= Leah Forster =

American comedian

Leah Forster is an American comedian, social media personality, and author known for her work within and outside the Orthodox Jewish community. Forster began as an ultra-Orthodox stand-up comic and became known for her style of Jewish satire and storytelling, addressing gender roles and societal norms. Controversy around her work has brought attention to issues of inclusion and LGBTQ+ visibility in Orthodox spaces. She is also the CEO of THE CORPORATE MINUTE - a business that specializes in building and upscaling businesses.

==Early life==
Forster grew up in a Haredi family in Borough Park, Brooklyn.

==Career==
Forster began as an ultra-Orthodox female stand-up comic, performing "by women, for women" routines.

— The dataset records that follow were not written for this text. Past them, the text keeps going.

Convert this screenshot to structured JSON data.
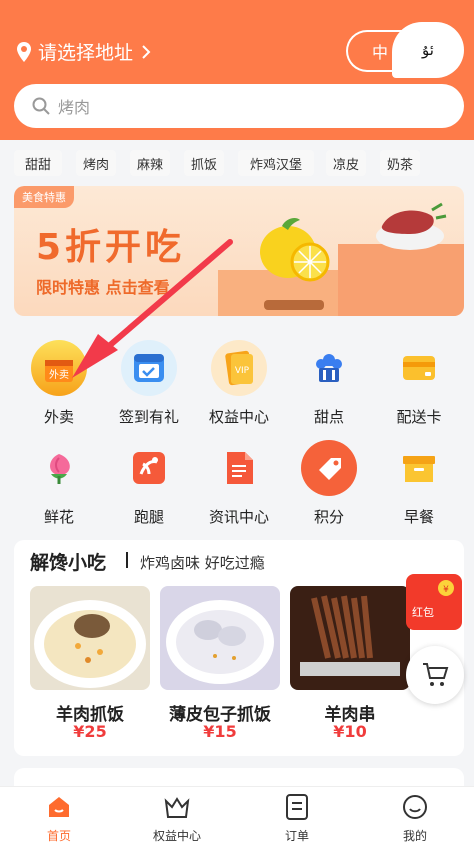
{
  "header": {
    "location_label": "请选择地址",
    "lang_zh": "中",
    "lang_ug": "ئۇ"
  },
  "search": {
    "placeholder": "烤肉"
  },
  "tags": [
    "甜甜",
    "烤肉",
    "麻辣",
    "抓饭",
    "炸鸡汉堡",
    "凉皮",
    "奶茶"
  ],
  "banner": {
    "badge": "美食特惠",
    "title": "5折开吃",
    "subtitle": "限时特惠 点击查看"
  },
  "icons": [
    {
      "label": "外卖",
      "icon": "takeout-bag-icon"
    },
    {
      "label": "签到有礼",
      "icon": "calendar-check-icon"
    },
    {
      "label": "权益中心",
      "icon": "vip-card-icon"
    },
    {
      "label": "甜点",
      "icon": "cupcake-icon"
    },
    {
      "label": "配送卡",
      "icon": "card-icon"
    },
    {
      "label": "鲜花",
      "icon": "flower-icon"
    },
    {
      "label": "跑腿",
      "icon": "errand-icon"
    },
    {
      "label": "资讯中心",
      "icon": "document-icon"
    },
    {
      "label": "积分",
      "icon": "tag-icon"
    },
    {
      "label": "早餐",
      "icon": "box-icon"
    }
  ],
  "section": {
    "title": "解馋小吃",
    "subtitle": "炸鸡卤味 好吃过瘾",
    "items": [
      {
        "name": "羊肉抓饭",
        "price": "¥25"
      },
      {
        "name": "薄皮包子抓饭",
        "price": "¥15"
      },
      {
        "name": "羊肉串",
        "price": "¥10"
      }
    ]
  },
  "redpacket_label": "红包",
  "tabbar": [
    {
      "label": "首页",
      "icon": "home-icon",
      "active": true
    },
    {
      "label": "权益中心",
      "icon": "crown-icon",
      "active": false
    },
    {
      "label": "订单",
      "icon": "order-icon",
      "active": false
    },
    {
      "label": "我的",
      "icon": "profile-icon",
      "active": false
    }
  ],
  "colors": {
    "brand": "#fe7b49",
    "price": "#f03c3c",
    "active_tab": "#fe6b2e"
  }
}
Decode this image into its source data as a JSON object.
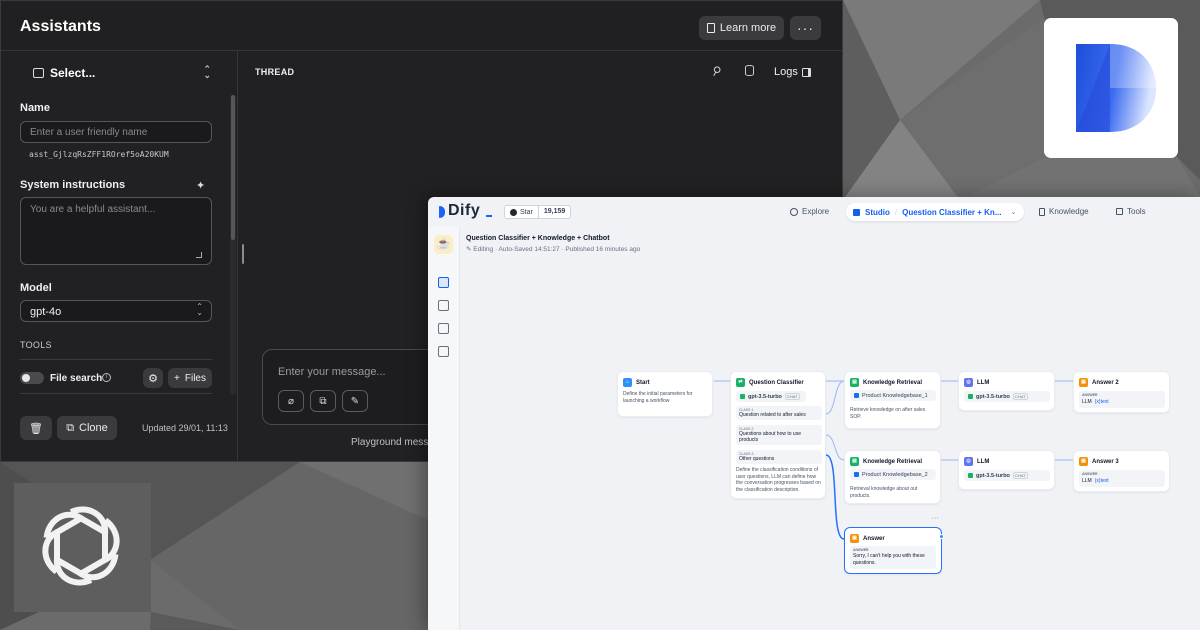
{
  "colors": {
    "assist_bg": "#212123",
    "dify_accent": "#155eef",
    "node_start": "#2e90fa",
    "node_classifier": "#16b364",
    "node_llm": "#6172f3",
    "node_answer": "#f79009"
  },
  "assistants": {
    "title": "Assistants",
    "learn_more": "Learn more",
    "more_label": "···",
    "selector": {
      "label": "Select...",
      "icon": "robot-icon"
    },
    "name_label": "Name",
    "name_placeholder": "Enter a user friendly name",
    "assistant_id": "asst_GjlzqRsZFF1ROref5oA20KUM",
    "instructions_label": "System instructions",
    "instructions_placeholder": "You are a helpful assistant...",
    "model_label": "Model",
    "model_value": "gpt-4o",
    "tools_label": "TOOLS",
    "file_search_label": "File search",
    "files_button": "Files",
    "files_plus": "+",
    "clone_button": "Clone",
    "updated_text": "Updated 29/01, 11:13",
    "thread_label": "THREAD",
    "logs_label": "Logs",
    "message_placeholder": "Enter your message...",
    "playground_text": "Playground mess"
  },
  "dify": {
    "brand": "Dify",
    "github_star": "Star",
    "star_count": "19,159",
    "nav": {
      "explore": "Explore",
      "studio": "Studio",
      "app_name": "Question Classifier + Kn...",
      "knowledge": "Knowledge",
      "tools": "Tools"
    },
    "app_title": "Question Classifier + Knowledge + Chatbot",
    "app_status": "Editing · Auto-Saved 14:51:27 · Published 16 minutes ago",
    "nodes": {
      "start": {
        "title": "Start",
        "desc": "Define the initial parameters for launching a workflow"
      },
      "classifier": {
        "title": "Question Classifier",
        "model": "gpt-3.5-turbo",
        "model_tag": "CHAT",
        "classes": [
          {
            "key": "CLASS 1",
            "text": "Question related to after sales"
          },
          {
            "key": "CLASS 2",
            "text": "Questions about how to use products"
          },
          {
            "key": "CLASS 3",
            "text": "Other questions"
          }
        ],
        "desc": "Define the classification conditions of user questions, LLM can define how the conversation progresses based on the classification description."
      },
      "kr1": {
        "title": "Knowledge Retrieval",
        "dataset": "Product Knowledgebase_1",
        "desc": "Retrieve knowledge on after sales SOP."
      },
      "kr2": {
        "title": "Knowledge Retrieval",
        "dataset": "Product Knowledgebase_2",
        "desc": "Retrieval knowledge about out products."
      },
      "llm1": {
        "title": "LLM",
        "model": "gpt-3.5-turbo",
        "model_tag": "CHAT"
      },
      "llm2": {
        "title": "LLM",
        "model": "gpt-3.5-turbo",
        "model_tag": "CHAT"
      },
      "answer2": {
        "title": "Answer 2",
        "label": "ANSWER",
        "source": "LLM",
        "var": "{x}text"
      },
      "answer3": {
        "title": "Answer 3",
        "label": "ANSWER",
        "source": "LLM",
        "var": "{x}text"
      },
      "answer": {
        "title": "Answer",
        "label": "ANSWER",
        "text": "Sorry, I can't help you with these questions."
      }
    }
  }
}
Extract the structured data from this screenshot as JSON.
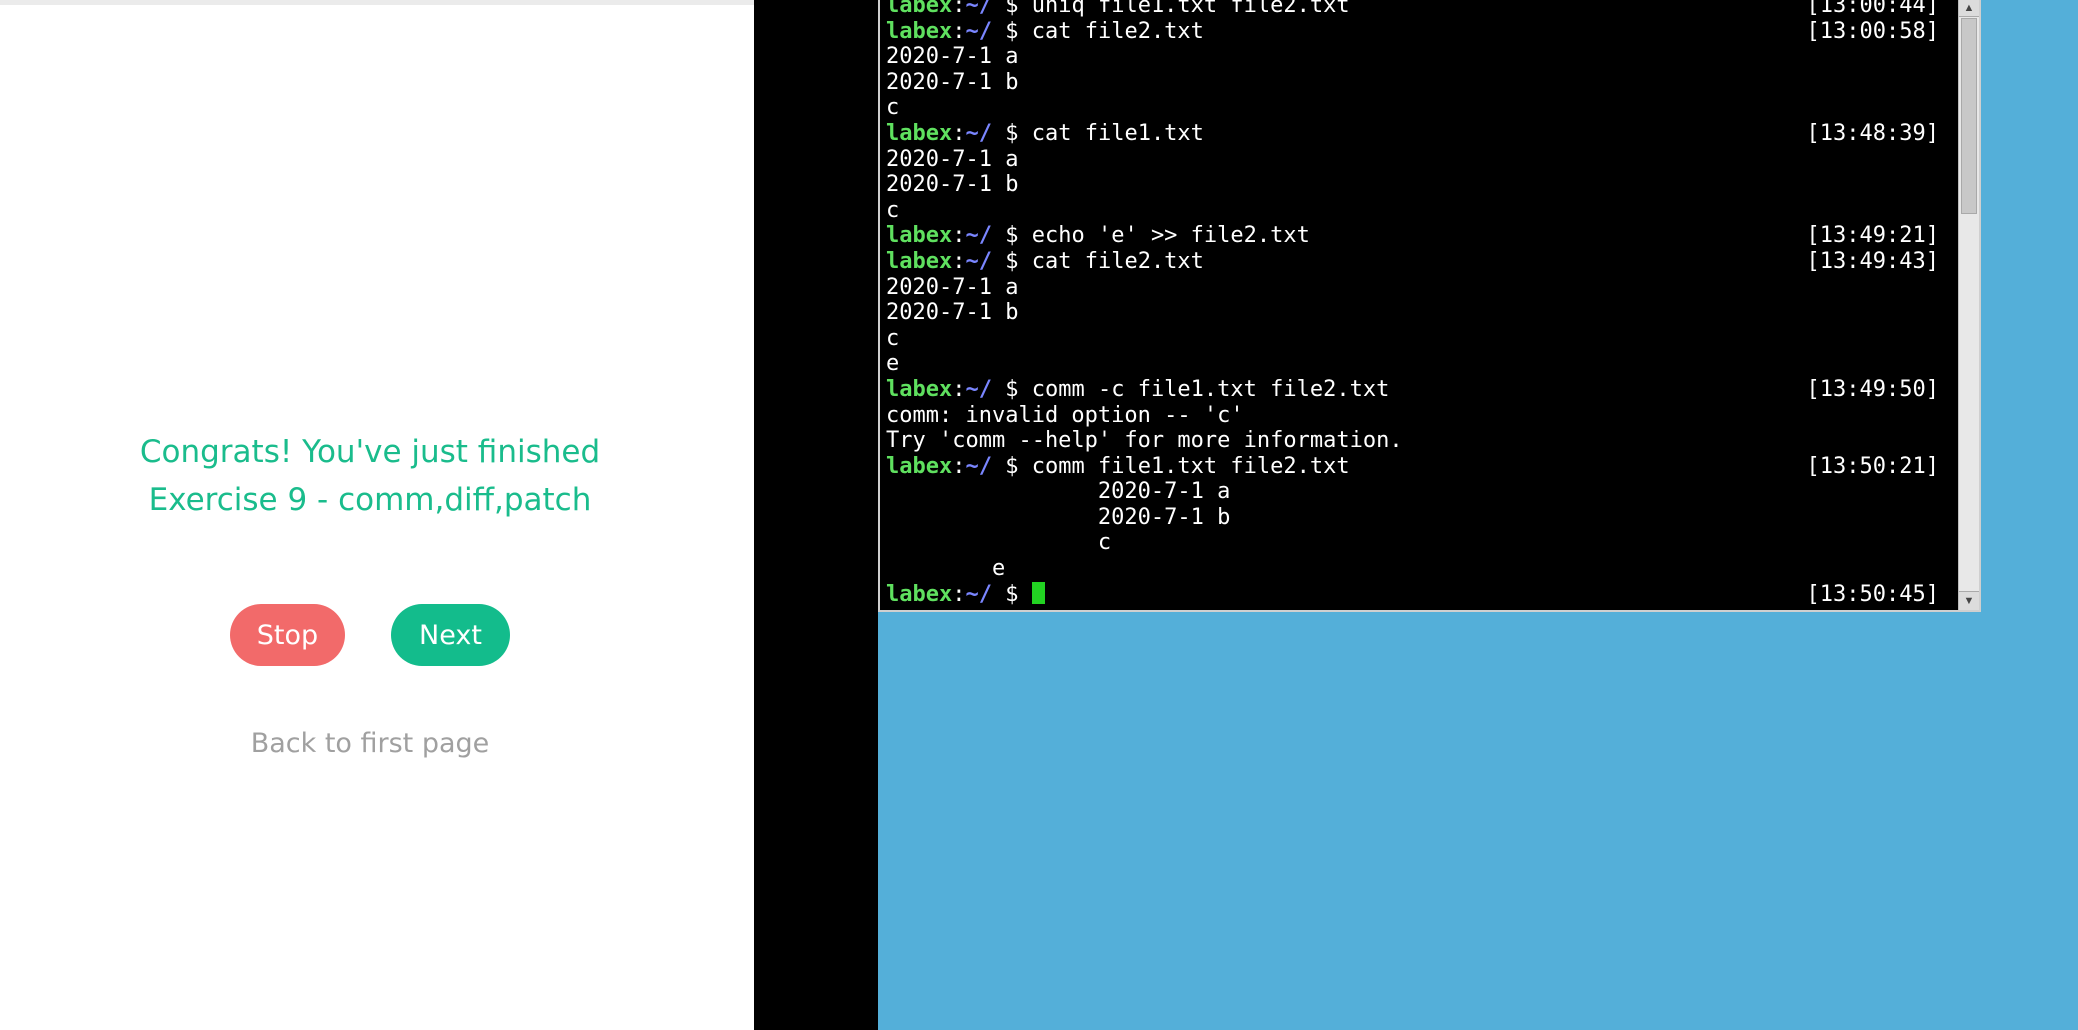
{
  "lab": {
    "congrats_line1": "Congrats! You've just finished",
    "congrats_line2": "Exercise 9 - comm,diff,patch",
    "stop_label": "Stop",
    "next_label": "Next",
    "back_label": "Back to first page"
  },
  "terminal": {
    "user": "labex",
    "path": "~/",
    "prompt_symbol": "$",
    "lines": [
      {
        "cmd": "uniq file1.txt file2.txt",
        "ts": "[13:00:44]"
      },
      {
        "cmd": "cat file2.txt",
        "ts": "[13:00:58]"
      },
      {
        "out": "2020-7-1 a"
      },
      {
        "out": "2020-7-1 b"
      },
      {
        "out": "c"
      },
      {
        "cmd": "cat file1.txt",
        "ts": "[13:48:39]"
      },
      {
        "out": "2020-7-1 a"
      },
      {
        "out": "2020-7-1 b"
      },
      {
        "out": "c"
      },
      {
        "cmd": "echo 'e' >> file2.txt",
        "ts": "[13:49:21]"
      },
      {
        "cmd": "cat file2.txt",
        "ts": "[13:49:43]"
      },
      {
        "out": "2020-7-1 a"
      },
      {
        "out": "2020-7-1 b"
      },
      {
        "out": "c"
      },
      {
        "out": "e"
      },
      {
        "cmd": "comm -c file1.txt file2.txt",
        "ts": "[13:49:50]"
      },
      {
        "out": "comm: invalid option -- 'c'"
      },
      {
        "out": "Try 'comm --help' for more information."
      },
      {
        "cmd": "comm file1.txt file2.txt",
        "ts": "[13:50:21]"
      },
      {
        "out": "                2020-7-1 a"
      },
      {
        "out": "                2020-7-1 b"
      },
      {
        "out": "                c"
      },
      {
        "out": "        e"
      },
      {
        "cmd": "",
        "ts": "[13:50:45]",
        "cursor": true
      }
    ]
  }
}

She began to perform internationally and amassed a social media following.

Forster performs for secular and Orthodox audiences.
In 2018, her scheduled New Year's Eve show at a New York kosher restaurant was canceled, reportedly under pressure from religious leaders over her sexuality, though the kosher agency gave a different version of events. The controversy boosted her social media following and attracted invitations to new venues and audiences.

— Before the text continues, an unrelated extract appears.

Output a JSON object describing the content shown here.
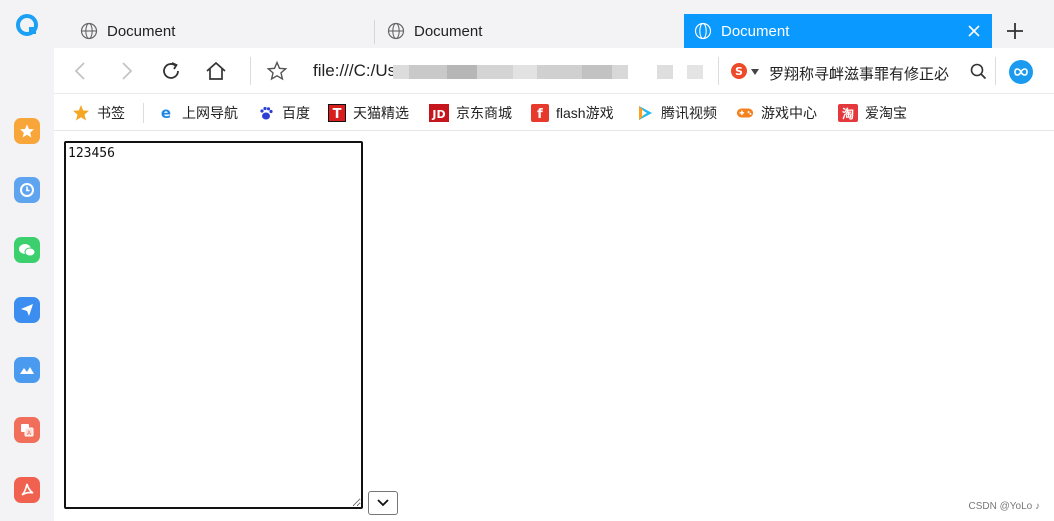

Forster's "Tichel Tuesday" videos are among her satirical portrayals of Orthodox life. Her off-Broadway show "That's Yentatainment!" opened in late 2024 at the Theater For The New City. Produced by the New Yiddish Rep, the show told Forster's journey from closeted Haredi teacher to openly lesbian comedian, influencer, and author.

==Works==
- "That's Yentatainment!", Theater For The New City, New Yiddish Rep, 2024
- Club Miilff, Spines, 2024 ISBN 979-8895694558

==Personal life==
 Forster continued observing the Jewish sabbath, keeping a kosher home and fasting on Yom Kippur.